Location: Eau Claire, WI
I use clear glasses at night but usually when I'm running the boat. I've had some close calls at night with other's windups when casting. The closest to endangering my vision, I had a shad rap across the eye from a windup and lucky for me the back of the bait hit my eye and not the hooks. no blood but my reaction was foul. I felt bad afterward but hey the guy should have been paying attention. I was in the same place in the boat that I had been for a 1/2 hour then the guy changed up his casting path without bothering to look behind him. To me, it's comparable to controlling your gun. Be aware and control your weapon!

I think safety glasses at all times sounds like a great idea.
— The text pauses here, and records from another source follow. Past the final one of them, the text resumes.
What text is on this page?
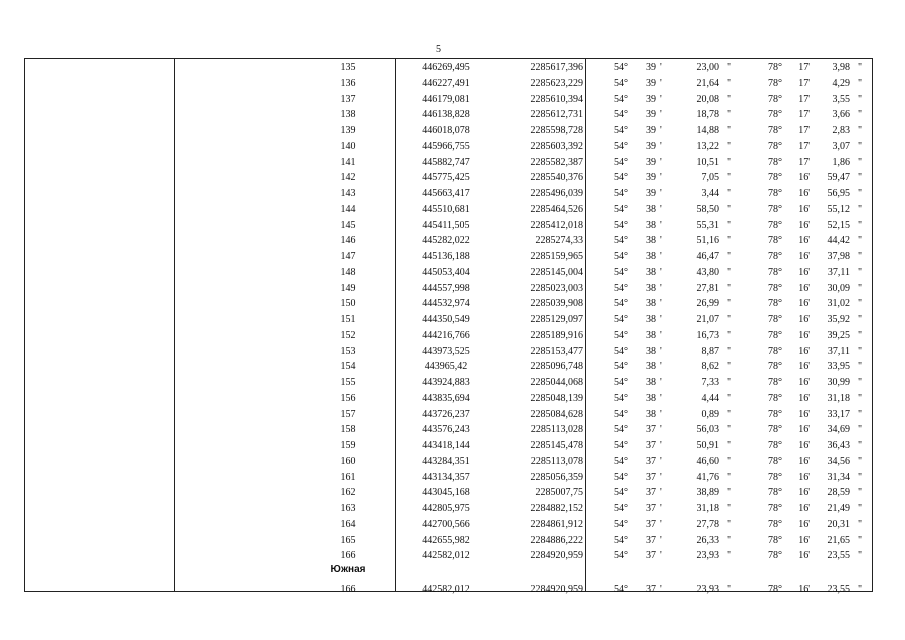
5
135	446269,495	2285617,396	54°	39 '	23,00 "	78°	17'	3,98 "
136	446227,491	2285623,229	54°	39 '	21,64 "	78°	17'	4,29 "
137	446179,081	2285610,394	54°	39 '	20,08 "	78°	17'	3,55 "
138	446138,828	2285612,731	54°	39 '	18,78 "	78°	17'	3,66 "
139	446018,078	2285598,728	54°	39 '	14,88 "	78°	17'	2,83 "
140	445966,755	2285603,392	54°	39 '	13,22 "	78°	17'	3,07 "
141	445882,747	2285582,387	54°	39 '	10,51 "	78°	17'	1,86 "
142	445775,425	2285540,376	54°	39 '	7,05 "	78°	16'	59,47 "
143	445663,417	2285496,039	54°	39 '	3,44 "	78°	16'	56,95 "
144	445510,681	2285464,526	54°	38 '	58,50 "	78°	16'	55,12 "
145	445411,505	2285412,018	54°	38 '	55,31 "	78°	16'	52,15 "
146	445282,022	2285274,33	54°	38 '	51,16 "	78°	16'	44,42 "
147	445136,188	2285159,965	54°	38 '	46,47 "	78°	16'	37,98 "
148	445053,404	2285145,004	54°	38 '	43,80 "	78°	16'	37,11 "
149	444557,998	2285023,003	54°	38 '	27,81 "	78°	16'	30,09 "
150	444532,974	2285039,908	54°	38 '	26,99 "	78°	16'	31,02 "
151	444350,549	2285129,097	54°	38 '	21,07 "	78°	16'	35,92 "
152	444216,766	2285189,916	54°	38 '	16,73 "	78°	16'	39,25 "
153	443973,525	2285153,477	54°	38 '	8,87 "	78°	16'	37,11 "
154	443965,42	2285096,748	54°	38 '	8,62 "	78°	16'	33,95 "
155	443924,883	2285044,068	54°	38 '	7,33 "	78°	16'	30,99 "
156	443835,694	2285048,139	54°	38 '	4,44 "	78°	16'	31,18 "
157	443726,237	2285084,628	54°	38 '	0,89 "	78°	16'	33,17 "
158	443576,243	2285113,028	54°	37 '	56,03 "	78°	16'	34,69 "
159	443418,144	2285145,478	54°	37 '	50,91 "	78°	16'	36,43 "
160	443284,351	2285113,078	54°	37 '	46,60 "	78°	16'	34,56 "
161	443134,357	2285056,359	54°	37 '	41,76 "	78°	16'	31,34 "
162	443045,168	2285007,75	54°	37 '	38,89 "	78°	16'	28,59 "
163	442805,975	2284882,152	54°	37 '	31,18 "	78°	16'	21,49 "
164	442700,566	2284861,912	54°	37 '	27,78 "	78°	16'	20,31 "
165	442655,982	2284886,222	54°	37 '	26,33 "	78°	16'	21,65 "
166	442582,012	2284920,959	54°	37 '	23,93 "	78°	16'	23,55 "
166	442582,012	2284920,959	54°	37 '	23,93 "	78°	16'	23,55 "
Южная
Sled is right about the rod length. I try to make a habit when I'm moving around in the boat to let my partner know that I am doing just that. I also watch where my partner's casting path is and make sure I stay away.

guts
Posted 8/10/2007 12:33 PM (#269469 - in reply to #252647)
Subject: Re: Fishing surpasses basketball as No. 1 for eye injuries




Posts: 556


i had 1 ounce jig smack me right in between the eyes two days ago hit the middle of my sunglasses but it was scary


Edited by guts 8/10/2007 12:34 PM
Guest
Posted 8/10/2007 2:54 PM (#269477 - in reply to #252647)
Subject: RE: Fishing surpasses basketball as No. 1 for eye injuries


Jono made a good point. If you're going to move, and especially if you're getting off the deck into the well, let your partner know. Don't assume!!